Student Voices: what’s the right balance between face-to-face and online instruction in college?

For Jannah Geraldo, a 20-year-old majoring in print and digital journalism at Fresno State University, returning to campus is still something she has to get used to.

Geraldo, who returned to face-to-face classes in the fall semester 2021, said the experience of going back to campus with Fresno state’s roughly 24,000 student population felt different because of one common denominator: Covid-19. Although the pandemic has moderated things on campus, Geraldo is not afraid.

“I feel pretty safe going in person,” said Geraldo, who has returned to personal classes after a hiatus during the onset of the pandemic. One of the reasons she felt safe was because of the hybrid course option.

“The communication aspect is different with online courses, because you are not personal,” she said. “There’s a weird time lag between talking to professors and classmates that you don’t get in a personal classroom.”

Geraldo said one advantage of online learning versus face-to-face learning is that professors seem to respond more quickly to requests for help. Before the pandemic, she said, it sometimes took her professors days to respond to an email. Today, many respond within hours.

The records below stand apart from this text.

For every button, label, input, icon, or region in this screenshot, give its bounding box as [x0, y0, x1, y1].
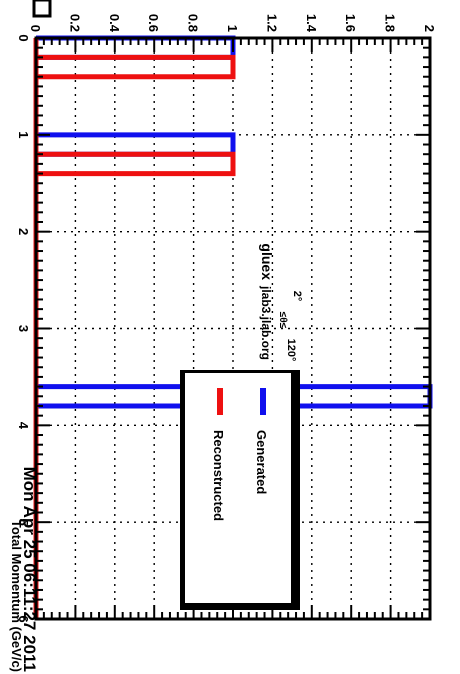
y-tick-label: 1	[225, 25, 240, 32]
angle-exponent-low: 2°	[291, 291, 303, 302]
host-label: jlab3.jlab.org	[259, 285, 273, 360]
x-tick-label: 6	[16, 615, 31, 622]
axis-ticks	[35, 37, 431, 620]
legend: Generated Reconstructed	[180, 370, 300, 610]
timestamp: Mon Apr 25 06:11:27 2011	[20, 467, 39, 672]
legend-label-generated: Generated	[254, 430, 269, 494]
angle-range-text: ≤θ≤	[277, 312, 288, 329]
x-tick-label: 5	[16, 519, 31, 526]
y-tick-label: 0.2	[67, 14, 82, 32]
legend-box	[183, 371, 293, 605]
angle-exponent-high: 120°	[285, 339, 297, 362]
y-tick-label: 0.4	[107, 14, 122, 33]
y-tick-label: 2	[422, 25, 437, 32]
y-tick-label: 0.8	[186, 14, 201, 32]
x-axis-title: Total Momentum (GeV/c)	[9, 520, 24, 672]
x-tick-label: 3	[16, 325, 31, 332]
x-tick-label: 1	[16, 131, 31, 138]
bar-reconstructed	[36, 151, 236, 177]
y-tick-label: 1.2	[264, 14, 279, 32]
legend-label-reconstructed: Reconstructed	[211, 430, 226, 521]
y-tick-label: 1.4	[304, 14, 319, 33]
y-tick-label: 1.6	[343, 14, 358, 32]
experiment-label: gluex	[259, 243, 275, 280]
x-tick-label: 0	[16, 34, 31, 41]
y-tick-label: 1.8	[383, 14, 398, 32]
x-tick-label: 2	[16, 228, 31, 235]
bar-reconstructed	[36, 54, 236, 80]
corner-box-icon	[32, 0, 52, 18]
x-tick-labels: 0 1 2 3 4 5 6	[16, 34, 31, 622]
y-tick-labels: 0 0.2 0.4 0.6 0.8 1 1.2 1.4 1.6 1.8 2	[28, 14, 437, 33]
x-tick-label: 4	[16, 422, 31, 430]
y-tick-label: 0	[28, 25, 43, 32]
y-tick-label: 0.6	[146, 14, 161, 32]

Geraldo said she feels safe on campus because she has been vaccinated, but she wants to get the booster shot as soon as possible. She hopes that the majority of classes will soon be delivered in person.

“I wouldn’t be surprised if they push more for in-person classes, but they can’t avoid hybrid options anymore,” Geraldo said, “because students were exposed to it and now realize it can cater more to students’ personal schedules.”